22 août 2012

[SPO] Les traditionalistes seront-ils les derniers défenseurs de Vatican II ?

SOURCE - SPO - 22 août 2012

D’emblée, tempérons ce titre puisqu’il s’agirait plutôt de « certains » traditionalistes. Coup sur coup deux revues de la mouvance traditionaliste ou traditionnelle, me sont parvenues.
 
Le dernier numéro de Sedes Sapientiæ, revue éditée par la Fraternité Saint-Vincent-Ferrier, consacre un long article à la liberté religieuse. Signé du père Divry, prêtre dominicain, l’article s’intitule Liberté religieuse et devoirs de réciprocité. C’est un article savant, érudit, intelligent, qui repose sur la nécessité de prouver la continuité entre le magistère antérieur à Vatican II et le magistère de Vatican II, puis qui pose le problème au regard de l’islam. À la Fraternité Saint-Vincent Ferrier on estime que la déclaration sur la liberté religieuse « est faible, équivoque, dangereuse, mais non pas erronée en son enseignement principal » et que celui-ci s’inscrit dans « le développement homogène de la doctrine de l’ordre social ».  C’est une thèse, mais elle n’a jamais été corroborée par le magistère actuel qui n’enseigne nullement ces distinctions entre enseignement principal et considérants.
 
La revue Kephas consacre aussi son dernier numéro à Vatican II. Fondée par l’abbé Bruno le Pivain, ancien membre de la Fraternité Saint-Pierre, aujourd’hui prêtre diocésain, Kephas va beaucoup plus loin que Sedes Sapientiæ. Là, il faut transmettre et recevoir le concile, lequel n’aurait été que mal interprété. Le cardinal Paul Poupard nous dit qu’il s’agit d’une « boussole fiable » ; dom Pateau, nouveau père abbé de Fontgombault, rompant avec la traditionnelle discrétion de cette abbaye, n’hésite pas à clamer que Vatican II constitue « l’espérance pour notre temps ». L’abbé de Servigny, ancien membre de la Fraternité Saint-Pierre, aujourd’hui prêtre diocésain, consacre un article intelligent et fin sur les manies qui ont accompagné chaque anniversaire du Concile.
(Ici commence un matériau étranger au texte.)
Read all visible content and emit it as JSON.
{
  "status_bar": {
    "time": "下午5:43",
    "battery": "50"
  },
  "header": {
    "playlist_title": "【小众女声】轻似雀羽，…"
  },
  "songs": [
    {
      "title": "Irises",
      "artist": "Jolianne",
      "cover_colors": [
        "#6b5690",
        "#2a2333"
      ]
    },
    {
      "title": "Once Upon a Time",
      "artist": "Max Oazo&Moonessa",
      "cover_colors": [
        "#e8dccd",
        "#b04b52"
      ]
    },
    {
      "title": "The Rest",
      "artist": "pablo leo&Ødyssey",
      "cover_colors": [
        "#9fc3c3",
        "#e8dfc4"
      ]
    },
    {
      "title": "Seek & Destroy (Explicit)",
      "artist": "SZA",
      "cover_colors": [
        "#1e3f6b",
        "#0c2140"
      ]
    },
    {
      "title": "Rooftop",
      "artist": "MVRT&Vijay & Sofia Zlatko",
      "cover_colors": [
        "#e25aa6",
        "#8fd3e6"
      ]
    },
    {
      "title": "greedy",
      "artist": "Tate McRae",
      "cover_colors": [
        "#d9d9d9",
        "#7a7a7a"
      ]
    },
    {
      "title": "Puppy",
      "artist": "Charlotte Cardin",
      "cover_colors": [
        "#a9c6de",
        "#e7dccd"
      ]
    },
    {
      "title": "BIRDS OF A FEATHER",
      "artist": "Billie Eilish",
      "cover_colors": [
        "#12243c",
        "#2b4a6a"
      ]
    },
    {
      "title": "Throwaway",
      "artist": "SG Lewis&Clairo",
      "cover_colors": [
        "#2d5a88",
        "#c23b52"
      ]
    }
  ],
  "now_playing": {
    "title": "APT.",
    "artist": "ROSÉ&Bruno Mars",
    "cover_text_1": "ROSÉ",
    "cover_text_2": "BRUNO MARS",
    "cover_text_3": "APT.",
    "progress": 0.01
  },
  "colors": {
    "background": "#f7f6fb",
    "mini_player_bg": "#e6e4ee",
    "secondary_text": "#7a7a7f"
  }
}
Mais c’est pour terminer sur le même travers. On ne sait pourquoi le cinquantenaire va devenir l’occasion d’enfin accomplir le concile. Un concile qui a été mis en œuvre par les évêques qui l’ont fait et qui l’ont voté mais qui finalement n’en aurait pas perçu le véritable esprit.
 
(parenthèse : on affirme souvent que Vatican II est le premier concile qui représente vraiment l’universalité de l’Église puisque tous les évêques du monde y étaient quasiment présents, contrairement à Vatican I, et contrairement à Trente où le catholicisme ne couvrait pas toute la planète. Mais, on nous dit aussi que comme Trente, qui a mis des décennies à être appliqué, Vatican II demande du temps au temps, alors que cette large représentation épiscopale présente au Concile aurait dû abolir ce problème justement.)
 
En France, le débat autour de Vatican II n’existe pas. Il y a les tentatives théologiques, certainement admirables, pour montrer à tout prix la continuité théologique entre le magistère antérieur et postérieur, postulant indirectement qu’au fond pendant quarante ans et plus les catholiques se sont déchirés pour rien. Et il y a les admirateurs tardifs d’un concile inappliqué mais qui reste de ce fait la « boussole » et l’ « espérance » pour notre temps.
 
Diogène cherchait un homme ; en laïc du bout du rang et du dernier banc, cherchons plus simplement le bon sens.